The κ values of the MDRD and CKD-EPI equations, MDRD and BIS1 equations, and CKD-EPI and BIS1 equations were 0.610, 0.253, and 0.381, respectively. Serum creatinine (Scr) explained 10.96%, 41.60% and 17.06% of the variability in these three comparisons, respectively. Serum uric acid (SUA) explained 3.65% and 5.43% of the variability in the first 2 comparisons, respectively. Gender was associated with significant differences in these 3 comparisons (P < 0.001).
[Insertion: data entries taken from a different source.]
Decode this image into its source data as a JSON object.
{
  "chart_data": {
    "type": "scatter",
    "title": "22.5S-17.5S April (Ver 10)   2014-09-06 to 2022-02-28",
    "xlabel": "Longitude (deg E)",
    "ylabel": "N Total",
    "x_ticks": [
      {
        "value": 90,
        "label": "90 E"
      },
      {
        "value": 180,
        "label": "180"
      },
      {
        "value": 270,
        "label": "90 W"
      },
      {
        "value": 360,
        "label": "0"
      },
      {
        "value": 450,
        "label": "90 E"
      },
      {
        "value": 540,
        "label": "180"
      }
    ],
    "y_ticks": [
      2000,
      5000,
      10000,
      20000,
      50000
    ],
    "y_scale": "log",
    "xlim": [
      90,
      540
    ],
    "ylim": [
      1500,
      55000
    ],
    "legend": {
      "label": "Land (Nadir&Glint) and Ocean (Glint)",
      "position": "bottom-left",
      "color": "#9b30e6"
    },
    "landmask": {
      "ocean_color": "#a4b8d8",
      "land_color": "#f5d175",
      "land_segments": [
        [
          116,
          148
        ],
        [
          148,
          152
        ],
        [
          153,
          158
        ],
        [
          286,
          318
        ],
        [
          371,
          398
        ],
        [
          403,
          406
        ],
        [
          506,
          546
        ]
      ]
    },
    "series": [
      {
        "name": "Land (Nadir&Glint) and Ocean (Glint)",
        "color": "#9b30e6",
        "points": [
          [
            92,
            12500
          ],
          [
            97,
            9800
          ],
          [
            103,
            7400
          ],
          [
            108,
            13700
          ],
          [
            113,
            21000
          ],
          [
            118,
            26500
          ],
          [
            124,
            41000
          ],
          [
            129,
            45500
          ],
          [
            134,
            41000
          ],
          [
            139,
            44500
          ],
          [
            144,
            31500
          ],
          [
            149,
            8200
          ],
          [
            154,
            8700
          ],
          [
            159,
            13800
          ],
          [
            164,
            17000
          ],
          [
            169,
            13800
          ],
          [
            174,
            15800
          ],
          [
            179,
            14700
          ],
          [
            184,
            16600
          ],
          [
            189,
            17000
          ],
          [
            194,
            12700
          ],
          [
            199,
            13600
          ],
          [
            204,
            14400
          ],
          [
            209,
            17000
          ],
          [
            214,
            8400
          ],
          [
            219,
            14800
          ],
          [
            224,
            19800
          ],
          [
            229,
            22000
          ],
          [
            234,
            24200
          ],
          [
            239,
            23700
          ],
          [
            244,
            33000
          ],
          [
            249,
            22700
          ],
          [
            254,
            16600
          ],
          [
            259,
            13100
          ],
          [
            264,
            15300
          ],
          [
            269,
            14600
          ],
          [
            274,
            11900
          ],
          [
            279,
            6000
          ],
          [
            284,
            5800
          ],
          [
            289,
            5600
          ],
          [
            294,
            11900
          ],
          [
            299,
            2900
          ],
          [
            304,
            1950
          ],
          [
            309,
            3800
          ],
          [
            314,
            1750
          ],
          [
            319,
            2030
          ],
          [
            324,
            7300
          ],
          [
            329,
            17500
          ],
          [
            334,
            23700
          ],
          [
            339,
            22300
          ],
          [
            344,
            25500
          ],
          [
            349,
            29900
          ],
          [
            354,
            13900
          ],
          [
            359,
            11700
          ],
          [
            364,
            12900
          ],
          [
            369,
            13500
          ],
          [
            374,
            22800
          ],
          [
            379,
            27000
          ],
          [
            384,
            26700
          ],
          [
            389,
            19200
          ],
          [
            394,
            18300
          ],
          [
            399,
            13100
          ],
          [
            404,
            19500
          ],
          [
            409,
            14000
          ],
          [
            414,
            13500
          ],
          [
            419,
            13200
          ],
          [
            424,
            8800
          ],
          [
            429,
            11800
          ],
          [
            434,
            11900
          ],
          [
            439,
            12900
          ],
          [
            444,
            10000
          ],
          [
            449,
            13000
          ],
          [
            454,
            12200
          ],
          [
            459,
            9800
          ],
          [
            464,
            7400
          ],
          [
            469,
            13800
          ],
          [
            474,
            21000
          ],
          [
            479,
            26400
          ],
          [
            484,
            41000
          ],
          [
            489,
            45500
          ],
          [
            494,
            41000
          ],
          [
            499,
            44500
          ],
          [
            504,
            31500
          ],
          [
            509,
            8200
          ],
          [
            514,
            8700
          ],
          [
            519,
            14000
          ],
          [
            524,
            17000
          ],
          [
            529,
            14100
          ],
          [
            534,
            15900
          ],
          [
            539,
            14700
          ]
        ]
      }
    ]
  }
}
The strengths of agreement between the MDRD and CKD-EPI equations were substantial, but those between the MDRD and BIS1 equations and the CKD-EPI and BIS1 equations were fair. The difference in CKD staging of the first 2 comparisons strongly depended on Scr, SUA and gender, and that of CKD-EPI and BIS1 equations strongly depended on Scr and gender. The incidence at various stages of CKD staging was quite different. Thus, a new equation that is more suitable for the elderly needs to be built in the future.
准确估计肾小球滤过率(GFR)和分期慢性肾脏病(CKD)非常重要。目前,对于使用几种最常用的 GFR 方程在一个大样本的百岁老人中分期 CKD 的差异,还没有相关研究。因此,本研究旨在探讨最常用的方程在分期 CKD 方面的差异,并分析差异的来源。
本研究共纳入 2014 年 6 月至 2016 年 12 月海南省的 966 名百岁老人。采用改良肾脏病饮食研究(MDRD)、慢性肾脏病流行病学合作研究(CKD-EPI)和柏林倡议研究 1(BIS1)方程估计 GFR。通过κ统计量和 Bland-Altman 图来评估这些方程之间的一致性。通过偏相关分析来探讨差异的来源。
MDRD 和 CKD-EPI 方程、MDRD 和 BIS1 方程、CKD-EPI 和 BIS1 方程的κ值分别为 0.610、0.253 和 0.381。血清肌酐(Scr)分别解释了这三种比较中 10.96%、41.60%和 17.06%的变异性。血清尿酸(SUA)分别解释了前两种比较中 3.65%和 5.43%的变异性。性别与这三种比较中的差异显著相关(P<0.001)。
MDRD 和 CKD-EPI 方程之间的一致性较强,但 MDRD 和 BIS1 方程以及 CKD-EPI 和 BIS1 方程之间的一致性较弱。前两种比较的 CKD 分期差异主要取决于 Scr、SUA 和性别,而 CKD-EPI 和 BIS1 方程的差异主要取决于 Scr 和性别。不同 CKD 分期的发生率差异较大。因此,未来需要建立一种更适合老年人的新方程。